NOTE: Before you seal the inside of the legs you have to place your rebar!
Step 5: Placing Rebar
I placed the rebar with some scrap pieces of wood and some string. The rebar is placed as shown in the drawing.
Step 6: Mixing the Concrete
Follow the instruction on the bag to mix your concrete. I used a big plastic tub and mixed the concrete and water with a shovel. A good tip is to first calculate the water you need and than add 2/3 of this in the tub. Add your concrete little by little while mixing it. At the end add the other 1/3 of the water.
I used black pigment powder to give the concrete a darker color. I did a shitty job mixing the pigment with the concrete. This is why the concrete has a patchy appearance. At the end I really liked this.
NOTE: When mixing concrete be sure too wear gloves. I did not know this and was touching the concrete, scooping the concrete in the mold and even mixing the concrete with my bare hands! The cement in the concrete is hydrophillic and will get your hands as dry as dessert sand. My hands where a disaster for three days. Always use gloves folks!
Step 7: Filling the Mold
Before you fill the mold you have to be sure the mold is placed level.
To make the mold easy to come off you have to use a release agent. There are special release agent on the market but it's not worth the money. I used silicone spray as a release agent. You can also use olive oil, WD40, petroleum jelly, almost everything that's greasy.
To get a smooth surface you have to get the air bubbles out the concrete. To do this you have to vibrate the mold, I used two different techniques for this:
- Tap the mold rapidly with a hammer. This is used to get the bottom of the mold smooth (seat part)
- Use an old orbital sander to press against the mold. This is a good method to get the air bubbles out of the legs and sides.
You can also use an drill hammer to vibrate the mold.
Knowing this you can now fill the mold with concrete. Be sure to spread the concrete and press it into the base of the mold. Fill small batches of concrete and tap the mold frequently between the batches. This is really important! Also use the orbital sander on the sides of the bench.
When you have filled the seat of the bench you have to put the piece of board in place before you can fill up the legs. When your finished filling up the legs you have to cover the legs with a plastic foil. This is done to prevent the water in the concrete from evaporating.

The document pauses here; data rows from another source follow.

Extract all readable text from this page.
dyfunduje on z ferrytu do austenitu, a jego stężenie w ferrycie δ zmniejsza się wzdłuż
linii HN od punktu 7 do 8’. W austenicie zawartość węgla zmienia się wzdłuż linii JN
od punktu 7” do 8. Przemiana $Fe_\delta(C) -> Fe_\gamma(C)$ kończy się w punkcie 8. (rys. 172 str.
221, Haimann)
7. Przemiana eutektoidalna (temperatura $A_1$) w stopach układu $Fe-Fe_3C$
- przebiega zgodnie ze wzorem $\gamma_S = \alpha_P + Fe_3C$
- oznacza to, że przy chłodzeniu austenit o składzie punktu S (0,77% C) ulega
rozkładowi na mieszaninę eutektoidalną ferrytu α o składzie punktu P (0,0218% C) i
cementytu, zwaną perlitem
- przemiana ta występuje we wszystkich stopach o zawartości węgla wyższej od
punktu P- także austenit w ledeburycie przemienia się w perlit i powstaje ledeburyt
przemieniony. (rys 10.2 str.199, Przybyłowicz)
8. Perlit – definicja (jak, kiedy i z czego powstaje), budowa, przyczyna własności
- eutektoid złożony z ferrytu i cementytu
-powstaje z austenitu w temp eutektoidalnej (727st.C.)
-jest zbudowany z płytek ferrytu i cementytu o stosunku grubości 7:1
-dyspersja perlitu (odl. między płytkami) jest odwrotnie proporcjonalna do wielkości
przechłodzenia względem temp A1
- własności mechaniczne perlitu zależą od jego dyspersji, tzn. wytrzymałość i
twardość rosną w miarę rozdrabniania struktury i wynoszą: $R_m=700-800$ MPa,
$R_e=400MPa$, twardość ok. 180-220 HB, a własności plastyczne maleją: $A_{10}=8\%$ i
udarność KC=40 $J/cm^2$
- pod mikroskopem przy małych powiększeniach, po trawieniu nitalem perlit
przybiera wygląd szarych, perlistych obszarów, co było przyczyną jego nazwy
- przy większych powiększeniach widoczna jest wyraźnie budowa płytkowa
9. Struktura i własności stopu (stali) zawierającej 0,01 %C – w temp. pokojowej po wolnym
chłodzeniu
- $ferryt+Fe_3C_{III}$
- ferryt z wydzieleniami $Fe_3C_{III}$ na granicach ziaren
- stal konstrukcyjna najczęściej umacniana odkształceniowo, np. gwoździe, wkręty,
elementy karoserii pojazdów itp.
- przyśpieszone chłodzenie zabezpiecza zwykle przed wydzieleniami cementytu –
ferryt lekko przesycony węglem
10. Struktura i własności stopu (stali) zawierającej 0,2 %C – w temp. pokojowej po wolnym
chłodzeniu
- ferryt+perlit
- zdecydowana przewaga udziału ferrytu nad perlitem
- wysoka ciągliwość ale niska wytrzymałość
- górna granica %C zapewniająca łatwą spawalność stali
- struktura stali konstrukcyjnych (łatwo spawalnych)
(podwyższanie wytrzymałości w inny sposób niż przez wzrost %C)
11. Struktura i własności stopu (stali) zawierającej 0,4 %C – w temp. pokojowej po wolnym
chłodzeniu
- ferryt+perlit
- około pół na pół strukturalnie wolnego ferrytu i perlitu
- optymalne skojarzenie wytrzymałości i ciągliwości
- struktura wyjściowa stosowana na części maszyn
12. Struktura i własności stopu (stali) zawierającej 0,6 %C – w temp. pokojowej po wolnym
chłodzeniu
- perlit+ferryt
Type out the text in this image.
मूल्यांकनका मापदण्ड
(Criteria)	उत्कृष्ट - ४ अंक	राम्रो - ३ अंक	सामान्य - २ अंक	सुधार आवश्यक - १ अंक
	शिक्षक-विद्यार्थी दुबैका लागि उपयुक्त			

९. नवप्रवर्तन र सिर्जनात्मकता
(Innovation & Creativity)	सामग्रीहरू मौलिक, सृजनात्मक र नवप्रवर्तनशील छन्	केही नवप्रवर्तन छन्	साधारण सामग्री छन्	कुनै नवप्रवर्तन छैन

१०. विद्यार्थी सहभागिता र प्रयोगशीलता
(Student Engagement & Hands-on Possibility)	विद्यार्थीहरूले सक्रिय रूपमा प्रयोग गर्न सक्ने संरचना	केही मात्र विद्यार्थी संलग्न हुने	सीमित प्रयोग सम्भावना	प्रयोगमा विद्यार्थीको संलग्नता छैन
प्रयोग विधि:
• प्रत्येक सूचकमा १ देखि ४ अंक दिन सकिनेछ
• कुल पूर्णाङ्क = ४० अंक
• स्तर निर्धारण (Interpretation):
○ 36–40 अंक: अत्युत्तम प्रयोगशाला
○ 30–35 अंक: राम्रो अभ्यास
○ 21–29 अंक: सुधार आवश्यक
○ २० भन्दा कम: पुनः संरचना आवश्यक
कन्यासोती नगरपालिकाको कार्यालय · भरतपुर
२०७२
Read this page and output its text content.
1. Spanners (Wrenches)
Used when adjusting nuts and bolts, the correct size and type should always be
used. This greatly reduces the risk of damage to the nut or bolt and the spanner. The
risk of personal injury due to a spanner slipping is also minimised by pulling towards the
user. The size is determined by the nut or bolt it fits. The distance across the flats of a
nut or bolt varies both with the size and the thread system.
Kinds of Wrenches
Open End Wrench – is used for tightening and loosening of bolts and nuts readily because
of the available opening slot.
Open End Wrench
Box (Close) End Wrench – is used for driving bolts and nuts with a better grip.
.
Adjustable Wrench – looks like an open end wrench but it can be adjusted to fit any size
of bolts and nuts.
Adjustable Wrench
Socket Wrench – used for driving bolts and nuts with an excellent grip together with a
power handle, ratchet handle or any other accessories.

NOTE: I made extra bracing pieces to strengthen the sides of the mold. This wasn't necessary at all.
Step 8: Demolding
When you've waited for five days you can start demolding. Unscrew the boards and use a joint knife as a wedge between the wood and the concrete.
Step 9: Final Product
You've made yourself a nice looking concrete bench that will last forever and ever and ever... Good luck with moving the bench. This 250 kg beast is a real back breaker.